Large language models (LLMs) such as ChatGPT and GPT-4 have made significant progress in NLP. However, their ability to memorize, represent, and leverage commonsense knowledge has been a well-known pain point for LLMs. It remains unclear that: (1) Can GPTs effectively answer commonsense questions? (2) Are GPTs knowledgeable in commonsense? (3) Are GPTs aware of the underlying commonsense knowledge for answering a specific question? (4) Can GPTs effectively leverage commonsense for answering questions? To evaluate the above commonsense problems, we conduct a series of experiments to evaluate ChatGPT's commonsense abilities, and the experimental results show that: (1) GPTs can achieve good QA accuracy in commonsense tasks, while they still struggle with certain types of knowledge. (2) ChatGPT is knowledgeable, and can accurately generate most of the commonsense knowledge using knowledge prompts. (3) Despite its knowledge, ChatGPT is an inexperienced commonsense problem solver, which cannot precisely identify the needed commonsense knowledge for answering a specific question, i.e., ChatGPT does not precisely know what commonsense knowledge is required to answer a question.
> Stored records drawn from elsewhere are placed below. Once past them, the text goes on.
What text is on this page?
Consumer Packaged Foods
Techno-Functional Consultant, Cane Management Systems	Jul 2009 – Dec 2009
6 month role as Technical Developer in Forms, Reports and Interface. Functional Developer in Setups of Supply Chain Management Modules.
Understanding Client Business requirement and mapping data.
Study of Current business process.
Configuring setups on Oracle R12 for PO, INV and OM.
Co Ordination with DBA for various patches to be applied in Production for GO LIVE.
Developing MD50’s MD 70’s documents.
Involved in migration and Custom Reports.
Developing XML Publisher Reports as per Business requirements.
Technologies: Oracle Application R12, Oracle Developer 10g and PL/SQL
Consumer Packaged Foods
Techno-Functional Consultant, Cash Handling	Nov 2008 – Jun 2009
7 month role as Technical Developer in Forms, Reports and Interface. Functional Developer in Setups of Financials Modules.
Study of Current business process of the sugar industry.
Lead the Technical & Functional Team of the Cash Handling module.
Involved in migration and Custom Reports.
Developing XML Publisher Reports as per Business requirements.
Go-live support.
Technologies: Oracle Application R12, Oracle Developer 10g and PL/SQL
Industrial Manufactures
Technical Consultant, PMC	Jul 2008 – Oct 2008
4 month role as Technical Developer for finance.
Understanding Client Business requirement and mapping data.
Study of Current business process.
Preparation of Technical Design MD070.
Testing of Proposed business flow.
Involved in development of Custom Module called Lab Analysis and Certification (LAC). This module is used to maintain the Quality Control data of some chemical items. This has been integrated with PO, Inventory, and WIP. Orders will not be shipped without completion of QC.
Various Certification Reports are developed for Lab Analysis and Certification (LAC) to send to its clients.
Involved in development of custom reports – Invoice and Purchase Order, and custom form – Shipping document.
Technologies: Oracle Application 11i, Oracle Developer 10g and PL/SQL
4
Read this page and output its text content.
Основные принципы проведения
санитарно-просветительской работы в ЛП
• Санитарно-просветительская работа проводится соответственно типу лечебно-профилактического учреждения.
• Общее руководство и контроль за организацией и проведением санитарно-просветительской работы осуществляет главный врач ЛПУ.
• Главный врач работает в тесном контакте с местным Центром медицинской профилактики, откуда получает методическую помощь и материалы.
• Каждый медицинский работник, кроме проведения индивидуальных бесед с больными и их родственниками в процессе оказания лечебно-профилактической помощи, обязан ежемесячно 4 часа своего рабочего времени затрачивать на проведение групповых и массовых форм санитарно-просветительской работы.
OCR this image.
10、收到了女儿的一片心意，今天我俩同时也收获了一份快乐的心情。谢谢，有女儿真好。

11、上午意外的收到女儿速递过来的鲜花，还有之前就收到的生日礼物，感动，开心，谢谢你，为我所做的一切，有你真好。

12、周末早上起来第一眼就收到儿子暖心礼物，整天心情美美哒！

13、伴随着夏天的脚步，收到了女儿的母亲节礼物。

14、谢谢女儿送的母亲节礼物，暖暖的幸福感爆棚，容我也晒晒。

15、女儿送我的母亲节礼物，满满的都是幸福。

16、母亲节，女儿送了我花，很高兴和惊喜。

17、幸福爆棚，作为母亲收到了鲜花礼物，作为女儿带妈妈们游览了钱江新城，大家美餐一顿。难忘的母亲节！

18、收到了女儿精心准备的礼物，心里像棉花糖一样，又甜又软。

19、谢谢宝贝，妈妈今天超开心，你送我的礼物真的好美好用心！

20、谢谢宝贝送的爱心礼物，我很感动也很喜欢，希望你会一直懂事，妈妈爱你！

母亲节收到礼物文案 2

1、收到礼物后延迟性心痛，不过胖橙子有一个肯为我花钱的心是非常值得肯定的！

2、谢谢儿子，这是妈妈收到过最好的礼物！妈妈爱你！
The above findings raise the need to investigate better mechanisms for utilizing commonsense knowledge in LLMs, such as instruction following, better commonsense guidance, etc.
翻译:中文摘要:
像ChatGPT和GPT-4这样的大型语言模型在自然语言处理领域取得了重大进展。然而,其记忆、表征和利用常识知识的能力一直是LLM的痛点。以下问题仍不清楚:(1) GPT能否有效地回答常识性问题?(2) GPT是否具有常识?(3) GPT是否知道回答特定问题所需的常识知识?(4) GPT是否能够有效地利用常识来回答问题?为了评估上述常识问题,我们进行了一系列实验,以评估ChatGPT在常识能力方面的表现,实验结果显示:(1) GPT在常识任务的问答准确率方面表现良好,但仍然无法解决某些类型的知识。 (2) ChatGPT具有知识,并可以使用知识提示准确生成大多数常识性知识。(3)尽管具有知识,但ChatGPT是一个经验不足的常识问题解决器,无法精确地确定回答特定问题所需的常识知识,即ChatGPT不知道回答问题所需的常识知识。上述发现引发了在LLM中利用常识知识的更好机制的研究的需求,例如遵循指令、更好的常识指导等等。